« Dans le bois en haut de la Rivière
Châteauguay, 29 octobre 1813
Mon cher père,
Le 26 a été pour moi un jour glorieux et ceux de mes soldats qui
ont combattu l'Armée américaine commandée par le Gén.(Général)
Hampton & un autre Général a été repoussée
par une poignée d'hommes, tous des Canadiens & hier cette
armée a commencé à se retirer ou essayera de pénétrer
dans notre pays par un autre chemin. L'armée ennemie était composée
de tous ses effectifs, environ 7000 hommes et 5 pièces d'artillerie, et
300 cavaliers.
Le combat dura quatre heures, et il prit fin lorsque l'Ennemi fut obligé de
retourner à sa position précédente à cinq milles
derrière, laissant beaucoup de ses morts & blessés
sur place et un grand nombre de ses hommes dispersés dans les bois, également
de nombreux tambours, 150 fusils, etc. & de l'équipement,
etc. Le nombre de mes hommes qui combattirent n'excéda pas trois cents.
Le reste était en réserve dans les lignes que j'avais construites.
Nos tués & blessés sont au nombre de seulement
24, y compris les officiers.
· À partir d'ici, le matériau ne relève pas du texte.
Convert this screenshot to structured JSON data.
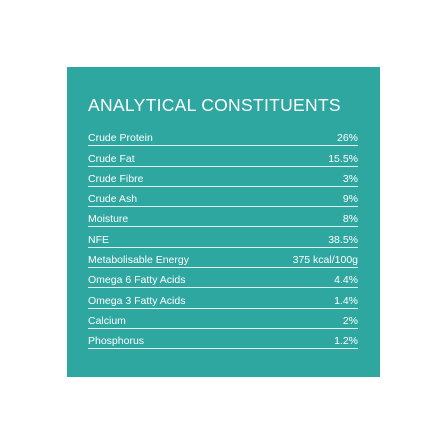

Il n'y avait que des Canadiens parmi nous. Je
fus en première ligne pendant tout le combat et, par la suite, avec
une petite réserve, j'ai repoussé une importante troupe d'Américains
et sauvé le capt. (capitaine) Daly et sa compagnie. Je choisis mon propre
terrain & après le combat je fis avancer mes sentinelles
deux milles plus loin. Sans m'attribuer trop de crédit, j'éprouve
de la fierté à penser que cette défense de notre part
a au moins empêché l'Armée américaine de pénétrer
jusqu'à La Prairie. Ici nous sommes situés à environ 35
milles de Montréal. C'est certainement un événement fort
extraordinaire. Le Chevalier Juchereau & tous les officiers qui
combattirent se conduisirent avec grande bravoure. Les prisonniers ont été au
nombre d'environ 25. Nous sommes tous fort harassés & je
ne vais pas bien.
Dans ma hâte je demeure, mon cher père, fidèlement vôtre.